Segundo o Ministério do Interior italiano, a Tunísia, que fica a pouco mais de 100 quilômetros da ilha de Lampedusa em linha reta, responde por quase 40% dos desembarques de migrantes forçados no país europeu em 2020, contra 23% em 2019.

Por outro lado, as ONGs que atuam no Mediterrâneo reclamam de restrições impostas pelo governo da Itália durante a pandemia. “No período de lockdown [março a maio], paramos todas as nossas operações.
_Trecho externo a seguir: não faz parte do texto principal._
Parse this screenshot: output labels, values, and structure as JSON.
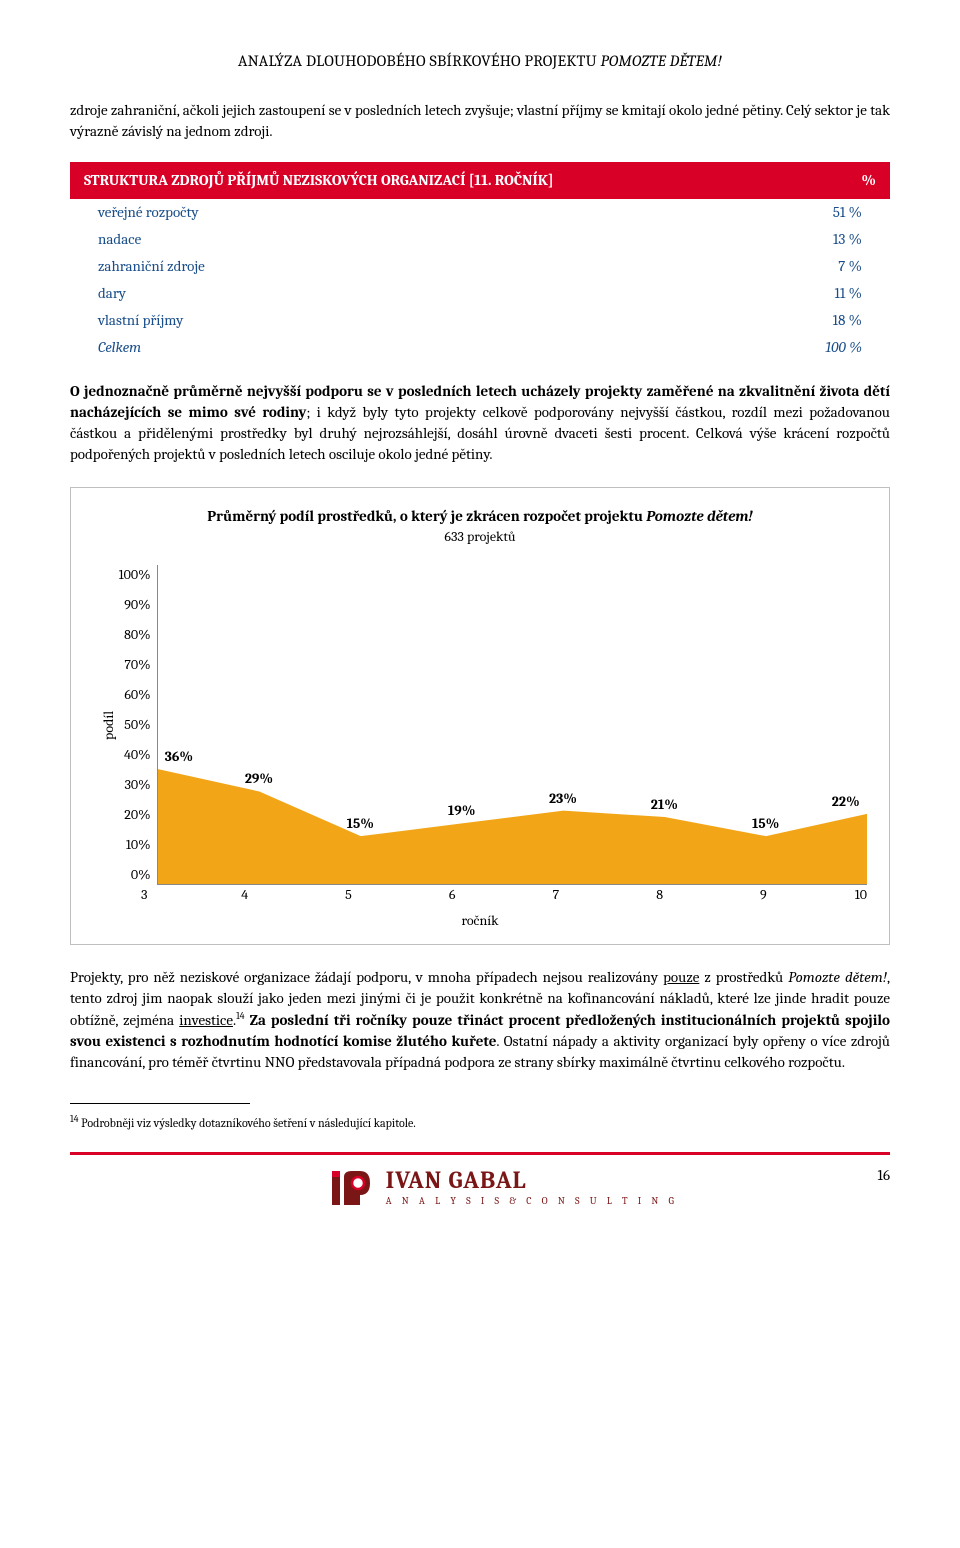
{
  "header": {
    "title_plain": "ANALÝZA DLOUHODOBÉHO SBÍRKOVÉHO PROJEKTU ",
    "title_italic": "POMOZTE DĚTEM!"
  },
  "para1": "zdroje zahraniční, ačkoli jejich zastoupení se v posledních letech zvyšuje; vlastní příjmy se kmitají okolo jedné pětiny. Celý sektor je tak výrazně závislý na jednom zdroji.",
  "table": {
    "header_left": "STRUKTURA ZDROJŮ PŘÍJMŮ NEZISKOVÝCH ORGANIZACÍ [11. ROČNÍK]",
    "header_right": "%",
    "rows": [
      {
        "label": "veřejné rozpočty",
        "value": "51 %"
      },
      {
        "label": "nadace",
        "value": "13 %"
      },
      {
        "label": "zahraniční zdroje",
        "value": "7 %"
      },
      {
        "label": "dary",
        "value": "11 %"
      },
      {
        "label": "vlastní příjmy",
        "value": "18 %"
      },
      {
        "label": "Celkem",
        "value": "100 %"
      }
    ],
    "label_color": "#1a4e8a",
    "header_bg": "#d80027",
    "header_fg": "#ffffff"
  },
  "para2_bold": "O jednoznačně průměrně nejvyšší podporu se v posledních letech ucházely projekty zaměřené na zkvalitnění života dětí nacházejících se mimo své rodiny",
  "para2_rest": "; i když byly tyto projekty celkově podporovány nejvyšší částkou, rozdíl mezi požadovanou částkou a přidělenými prostředky byl druhý nejrozsáhlejší, dosáhl úrovně dvaceti šesti procent. Celková výše krácení rozpočtů podpořených projektů v posledních letech osciluje okolo jedné pětiny.",
  "chart": {
    "title_prefix": "Průměrný podíl prostředků, o který je zkrácen rozpočet projektu ",
    "title_italic": "Pomozte dětem!",
    "subtitle": "633 projektů",
    "type": "area",
    "y_label": "podíl",
    "x_label": "ročník",
    "ylim": [
      0,
      100
    ],
    "ytick_step": 10,
    "yticks": [
      "100%",
      "90%",
      "80%",
      "70%",
      "60%",
      "50%",
      "40%",
      "30%",
      "20%",
      "10%",
      "0%"
    ],
    "x_categories": [
      "3",
      "4",
      "5",
      "6",
      "7",
      "8",
      "9",
      "10"
    ],
    "values": [
      36,
      29,
      15,
      19,
      23,
      21,
      15,
      22
    ],
    "value_labels": [
      "36%",
      "29%",
      "15%",
      "19%",
      "23%",
      "21%",
      "15%",
      "22%"
    ],
    "fill_color": "#f2a516",
    "label_fontsize": 14,
    "title_fontsize": 15,
    "background_color": "#ffffff",
    "axis_color": "#888888",
    "border_color": "#bfbfbf"
  },
  "para3_a": "Projekty, pro něž neziskové organizace žádají podporu, v mnoha případech nejsou realizovány ",
  "para3_u1": "pouze",
  "para3_b": " z prostředků ",
  "para3_i1": "Pomozte dětem!",
  "para3_c": ", tento zdroj jim naopak slouží jako jeden mezi jinými či je použit konkrétně na kofinancování nákladů, které lze jinde hradit pouze obtížně, zejména ",
  "para3_u2": "investice",
  "para3_d": ".",
  "para3_fn": "14",
  "para3_bold": " Za poslední tři ročníky pouze třináct procent předložených institucionálních projektů spojilo svou existenci s rozhodnutím hodnotící komise žlutého kuřete",
  "para3_e": ". Ostatní nápady a aktivity organizací byly opřeny o více zdrojů financování, pro téměř čtvrtinu NNO představovala případná podpora ze strany sbírky maximálně čtvrtinu celkového rozpočtu.",
  "footnote": {
    "num": "14",
    "text": " Podrobněji viz výsledky dotazníkového šetření v následující kapitole."
  },
  "footer": {
    "page_num": "16",
    "logo_name": "IVAN GABAL",
    "logo_tag": "A N A L Y S I S  &  C O N S U L T I N G",
    "logo_color": "#7a1616",
    "accent": "#d80027"
  }
}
Utilizamos aquele tempo para criar protocolos de contenção para continuar fazendo socorro no mar. Infelizmente, ações de nível institucional não ajudaram, e algumas atrapalharam ainda mais”, diz à ANSA Giorgia Linardi, porta-voz da entidade alemã Sea Watch na Itália.

Em 7 de abril, um decreto do governo estabeleceu que os portos italianos não podiam mais ser enquadrados como “lugares seguros” para náufragos – convenções internacionais determinam que uma missão de resgate marítimo é concluída somente com o desembarque dos sobreviventes no porto seguro mais próximo, função que, por questões geográficas, recai sobretudo em Itália e Malta no Mediterrâneo Central.

“O decreto de 7 de abril é um emblema do uso da pandemia como desculpa”, afirma Linardi. Além disso, o governo passou a colocar migrantes, refugiados e tripulantes de navios de ONGs em quarentena obrigatória de 14 dias após missões de socorro.

“Nenhum outro tipo de navio teve de fazer quarentena ao entrar na Itália”, ressalta a porta-voz da Sea Watch, acrescentando que, na visão da entidade, o país também nunca deixou de ter os requisitos para ser considerado “porto seguro”.

A quarentena obrigatória é realizada em balsas comerciais alugadas pelo governo italiano justamente para esse fim. Para a ONG, essa prática comporta uma limitação do direito à liberdade de movimento, já que é aplicada exclusivamente em migrantes e refugiados salvos no mar. “Teria sido possível organizar o acolhimento em terra”, diz Linardi.

A Sea Watch voltou ao mar em junho, logo após o fim do lockdown, mas fez uma única missão com o navio Sea Watch 3, que acabou apreendido pela Guarda Costeira italiana. Já a embarcação Sea Watch 4 foi interditada pelas autoridades em setembro.

O argumento da Guarda Costeira é de que esses navios apresentam “diversas irregularidades de natureza técnica e operacional que comprometem a segurança da tripulação e das pessoas resgatadas a bordo”.

No entanto, de acordo com Linardi, as autoridades italianas cobram um certificado para operar em áreas “SAR” (sigla em inglês para “busca e salvamento”), algo que não é exigido na Alemanha, país de origem da ONG. “A Itália se esquece ou decidiu não considerar que nossos navios têm bandeira estrangeira, então não estão sujeitos à jurisdição de outro país”, diz a porta-voz.

Outras entidades, como a SOS Méditerranée, enfrentaram o mesmo problema: o navio Ocean Viking ficou cinco meses apreendido na Sicília e só recebeu autorização para voltar ao mar em 21 de dezembro.

“As nossas equipes trabalharam dia e noite para que o navio pudesse zarpar e salvar vidas novamente. Enquanto isso, centenas de pessoas morreram no mar. […] Repentinamente, os navios de ONGs não são mais considerados suficientemente seguros pelas autoridades italianas”, comentou Frédéric Penard, diretor de operações da SOS Méditerranée, em nota oficial.